Asked how the provision might be received in the Democratic-led Senate, Doil said Fleischmann is "looking forward to working with the Senate to pass his energy and water bill and all appropriations bills."

Hamilton County Democratic Party Chair Rachel Campbell on Thursday in a phone interview disagreed with the action in the subcommittee her congressman chairs.

(READ MORE: Tennessee city adds statue for Black Civil War soldiers)

"I understand the point that they're making about places being affected," Campbell said. "But I will say that in the time where we're living in right now where we're trying to re-adjust socially ... how we treat people, and there's some people in our government and people in our country that are seeking to erase the proper and true reason why we fought the Civil War. And trying to erase even discussing racism and privilege in schools, I just think that's another one of these efforts.

"We can learn from history. We can learn about the Civil War and about what the Confederates did without honoring them for their service now by naming projects and bases after them."
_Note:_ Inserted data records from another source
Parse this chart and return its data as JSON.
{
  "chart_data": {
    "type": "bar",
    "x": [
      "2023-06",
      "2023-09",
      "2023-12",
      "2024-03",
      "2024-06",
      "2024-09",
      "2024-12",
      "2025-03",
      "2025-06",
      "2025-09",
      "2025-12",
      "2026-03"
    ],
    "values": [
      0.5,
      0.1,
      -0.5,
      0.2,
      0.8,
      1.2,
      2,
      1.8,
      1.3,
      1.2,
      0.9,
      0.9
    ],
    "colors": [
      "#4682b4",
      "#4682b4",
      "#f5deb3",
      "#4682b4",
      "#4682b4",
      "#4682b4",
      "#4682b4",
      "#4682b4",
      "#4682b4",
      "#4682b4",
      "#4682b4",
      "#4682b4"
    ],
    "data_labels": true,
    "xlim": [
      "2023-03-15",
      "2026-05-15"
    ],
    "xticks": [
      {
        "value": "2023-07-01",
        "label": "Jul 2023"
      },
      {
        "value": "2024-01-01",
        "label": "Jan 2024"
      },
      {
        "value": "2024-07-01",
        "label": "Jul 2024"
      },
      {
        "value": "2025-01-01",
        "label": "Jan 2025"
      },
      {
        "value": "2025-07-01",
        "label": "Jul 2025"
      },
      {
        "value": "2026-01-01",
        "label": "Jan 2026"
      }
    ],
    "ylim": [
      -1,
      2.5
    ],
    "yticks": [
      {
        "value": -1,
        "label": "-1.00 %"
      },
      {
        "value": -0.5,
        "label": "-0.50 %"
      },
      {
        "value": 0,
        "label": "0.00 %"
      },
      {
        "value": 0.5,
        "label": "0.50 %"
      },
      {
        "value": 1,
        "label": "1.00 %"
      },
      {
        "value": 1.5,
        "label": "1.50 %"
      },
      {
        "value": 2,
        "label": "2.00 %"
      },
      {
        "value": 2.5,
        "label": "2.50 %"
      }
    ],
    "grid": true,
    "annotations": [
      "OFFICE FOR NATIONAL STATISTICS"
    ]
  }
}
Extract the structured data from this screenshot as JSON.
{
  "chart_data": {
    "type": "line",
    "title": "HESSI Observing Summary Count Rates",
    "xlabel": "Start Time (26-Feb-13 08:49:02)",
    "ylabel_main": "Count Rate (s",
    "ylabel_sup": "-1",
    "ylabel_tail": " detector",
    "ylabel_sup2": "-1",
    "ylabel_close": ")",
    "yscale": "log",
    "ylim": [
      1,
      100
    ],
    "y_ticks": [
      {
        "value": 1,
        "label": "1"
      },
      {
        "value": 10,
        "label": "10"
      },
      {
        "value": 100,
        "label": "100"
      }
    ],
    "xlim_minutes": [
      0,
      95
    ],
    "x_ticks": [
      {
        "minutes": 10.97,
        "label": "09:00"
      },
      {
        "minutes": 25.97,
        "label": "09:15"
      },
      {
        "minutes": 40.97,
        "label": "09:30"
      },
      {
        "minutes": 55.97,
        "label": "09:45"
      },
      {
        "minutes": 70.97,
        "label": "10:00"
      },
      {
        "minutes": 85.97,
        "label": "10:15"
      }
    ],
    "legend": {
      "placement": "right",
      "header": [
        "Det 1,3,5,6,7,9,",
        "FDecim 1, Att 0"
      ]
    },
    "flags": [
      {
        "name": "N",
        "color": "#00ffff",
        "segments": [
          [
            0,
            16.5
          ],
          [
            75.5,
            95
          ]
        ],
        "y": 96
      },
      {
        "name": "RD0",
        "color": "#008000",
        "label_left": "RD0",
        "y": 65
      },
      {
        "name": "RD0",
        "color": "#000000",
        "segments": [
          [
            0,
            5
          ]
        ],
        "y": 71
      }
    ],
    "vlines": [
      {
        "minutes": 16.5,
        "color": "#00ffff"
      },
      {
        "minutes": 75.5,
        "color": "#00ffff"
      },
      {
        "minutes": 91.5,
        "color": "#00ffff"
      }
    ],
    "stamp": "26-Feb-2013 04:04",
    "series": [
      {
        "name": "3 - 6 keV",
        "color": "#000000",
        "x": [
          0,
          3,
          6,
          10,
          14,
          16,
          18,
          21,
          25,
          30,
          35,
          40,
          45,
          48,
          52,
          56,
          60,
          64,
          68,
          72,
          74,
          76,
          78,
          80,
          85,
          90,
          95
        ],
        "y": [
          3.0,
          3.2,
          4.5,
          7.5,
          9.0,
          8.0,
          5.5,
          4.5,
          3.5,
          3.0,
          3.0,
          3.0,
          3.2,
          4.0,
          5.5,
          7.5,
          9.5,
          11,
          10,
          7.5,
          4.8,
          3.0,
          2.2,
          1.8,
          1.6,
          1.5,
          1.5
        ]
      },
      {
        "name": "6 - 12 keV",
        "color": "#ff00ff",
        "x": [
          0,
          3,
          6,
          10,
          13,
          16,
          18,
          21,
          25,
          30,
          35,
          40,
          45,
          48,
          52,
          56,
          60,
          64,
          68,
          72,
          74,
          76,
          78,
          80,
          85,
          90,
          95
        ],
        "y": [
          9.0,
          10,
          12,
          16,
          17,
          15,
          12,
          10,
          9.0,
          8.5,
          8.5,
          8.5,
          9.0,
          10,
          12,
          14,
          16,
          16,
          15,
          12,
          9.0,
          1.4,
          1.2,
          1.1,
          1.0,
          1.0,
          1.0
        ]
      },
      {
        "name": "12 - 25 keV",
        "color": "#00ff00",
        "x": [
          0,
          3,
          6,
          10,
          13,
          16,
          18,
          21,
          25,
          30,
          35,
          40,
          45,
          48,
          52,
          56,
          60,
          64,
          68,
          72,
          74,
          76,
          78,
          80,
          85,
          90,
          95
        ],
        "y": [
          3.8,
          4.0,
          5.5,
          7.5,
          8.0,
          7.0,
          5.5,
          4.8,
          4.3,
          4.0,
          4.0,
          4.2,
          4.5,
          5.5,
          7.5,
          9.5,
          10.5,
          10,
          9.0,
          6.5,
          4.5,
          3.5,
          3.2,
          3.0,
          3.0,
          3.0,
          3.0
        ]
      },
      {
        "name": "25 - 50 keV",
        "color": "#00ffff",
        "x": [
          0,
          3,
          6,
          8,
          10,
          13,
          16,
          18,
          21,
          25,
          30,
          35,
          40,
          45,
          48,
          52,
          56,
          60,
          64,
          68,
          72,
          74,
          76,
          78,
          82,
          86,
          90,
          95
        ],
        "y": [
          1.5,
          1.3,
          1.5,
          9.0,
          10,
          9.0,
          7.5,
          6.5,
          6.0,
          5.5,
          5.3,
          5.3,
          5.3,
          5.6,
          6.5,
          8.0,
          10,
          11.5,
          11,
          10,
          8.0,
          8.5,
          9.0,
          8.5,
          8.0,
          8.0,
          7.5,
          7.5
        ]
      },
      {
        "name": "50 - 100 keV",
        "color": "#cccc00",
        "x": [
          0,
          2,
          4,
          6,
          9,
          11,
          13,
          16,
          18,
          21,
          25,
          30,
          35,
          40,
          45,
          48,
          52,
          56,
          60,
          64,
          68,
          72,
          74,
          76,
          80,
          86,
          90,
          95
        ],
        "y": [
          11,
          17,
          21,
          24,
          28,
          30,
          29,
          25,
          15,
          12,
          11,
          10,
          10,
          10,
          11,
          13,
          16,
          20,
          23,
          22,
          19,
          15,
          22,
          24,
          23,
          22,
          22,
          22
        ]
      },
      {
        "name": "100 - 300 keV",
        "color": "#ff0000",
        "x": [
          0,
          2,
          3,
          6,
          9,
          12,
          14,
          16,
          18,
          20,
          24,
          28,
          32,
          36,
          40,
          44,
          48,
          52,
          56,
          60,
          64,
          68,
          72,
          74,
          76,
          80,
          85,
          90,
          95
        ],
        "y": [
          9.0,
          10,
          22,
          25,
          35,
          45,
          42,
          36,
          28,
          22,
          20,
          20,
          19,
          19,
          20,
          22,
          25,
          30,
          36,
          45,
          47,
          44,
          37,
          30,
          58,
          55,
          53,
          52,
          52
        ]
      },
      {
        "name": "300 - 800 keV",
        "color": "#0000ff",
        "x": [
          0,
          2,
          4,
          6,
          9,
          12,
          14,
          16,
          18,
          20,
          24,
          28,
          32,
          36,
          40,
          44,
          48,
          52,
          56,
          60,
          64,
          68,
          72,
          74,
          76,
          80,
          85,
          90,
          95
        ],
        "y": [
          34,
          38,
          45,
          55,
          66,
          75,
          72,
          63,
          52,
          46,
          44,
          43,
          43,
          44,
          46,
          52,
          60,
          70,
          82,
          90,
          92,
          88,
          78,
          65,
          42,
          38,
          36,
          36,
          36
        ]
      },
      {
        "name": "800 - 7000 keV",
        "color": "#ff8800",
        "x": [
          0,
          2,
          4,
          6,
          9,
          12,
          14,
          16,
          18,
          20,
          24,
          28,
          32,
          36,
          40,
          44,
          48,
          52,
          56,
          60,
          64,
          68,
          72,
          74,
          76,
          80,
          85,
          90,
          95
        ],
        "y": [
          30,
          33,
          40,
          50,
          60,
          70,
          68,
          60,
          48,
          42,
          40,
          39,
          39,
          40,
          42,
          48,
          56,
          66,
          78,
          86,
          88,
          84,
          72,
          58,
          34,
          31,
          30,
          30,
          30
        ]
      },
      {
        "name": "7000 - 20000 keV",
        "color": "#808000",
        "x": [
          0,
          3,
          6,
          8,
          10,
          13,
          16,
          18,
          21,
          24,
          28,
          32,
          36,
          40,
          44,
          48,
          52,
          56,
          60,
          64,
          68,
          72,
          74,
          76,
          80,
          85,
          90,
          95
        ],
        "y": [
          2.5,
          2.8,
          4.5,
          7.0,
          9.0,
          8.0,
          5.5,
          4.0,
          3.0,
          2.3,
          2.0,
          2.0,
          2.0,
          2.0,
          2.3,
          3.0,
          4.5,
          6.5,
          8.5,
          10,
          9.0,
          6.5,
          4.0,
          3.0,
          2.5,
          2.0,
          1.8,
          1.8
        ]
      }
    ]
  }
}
The Gwinnett Daily Post reported that Clyde sent a video message to constituents.

"These re-namings would attempt to rewrite history and pose massive burdens and costs on our community and create unnecessary mass confusion," he said.

The U.S. Army after the George Floyd protests in 2020 went through a process to rename nine military posts whose names were tied to Confederate leaders. A Naming Commission estimated the effort would cost $21 million, but that has grown to $39 million, according to the Military Times.

As part of that effort, Fort Benning, Georgia, has been renamed Fort Moore, and Fort Bragg, North Carolina, has become Fort Liberty.

Contact Andy Sher at [email protected] or 615-285-9480.

Sidney Clopton Lanier: Born in Macon, Georgia, in 1842, and a graduate of Oglethorpe College, Lanier was a musician, poet and author who volunteered in 1861 as a private in the Confederate Army during the Civil War, according to a biography of him on the Johns Hopkins University's libraries website. Later detailed to a blockade runner, Lanier was captured by Union forces in 1864. He was imprisoned and contracted tuberculosis from which he died years later at age 39. Following the war, he became a flutist at Johns Hopkins University and also a lecturer on English verse, Shakespeare and the novel. According to Alabama Public Radio, the United Daughters of the Confederacy worked in the 1920s to enhance Lanier's posthumous reputation and "succeeded in making him a symbol of the Lost Cause." Lanier's poetical works include "The Marshes of Glynn" and "The Song of the Chattahoochee."

O hero-life that lit us like the sun!

O hero-words that glittered like the stars

And stood and shone above the gloomy wars

When the hero-life was done!

— From "The Dying Words of Stonewall Jackson" by Sidney Lanier

Algernon Sidney Buford: A Virginia businessman, state legislator and attorney, Buford enlisted in the Confederate States Army in 1861 after the state's passage of secession and was briefly assigned to the Army of Northern Virginia, according to the Old West End National Historic District website. Pittsylvania County voters that fall elected him to the state House of Delegates where he served until the end of the war. While Buford was a member of the House, Gov. John Letcher commissioned him as a lieutenant colonel for support for soldiers in the field. Following the war, Buford became president of the Richmond and Danville Railroad for 22 years, expanding the line to some 3,300 miles of track in Virginia, Georgia, Tennessee, North Carolina, South Carolina, Alabama, Mississippi, Arkansas and Texas. It formed the basis for the Southern Railway System created in 1894. The City of Buford notes on its website that the town was named after Buford, who was also president of the Atlanta and Richmond Air-Line Railroad, and that Buford Dam was named after the town.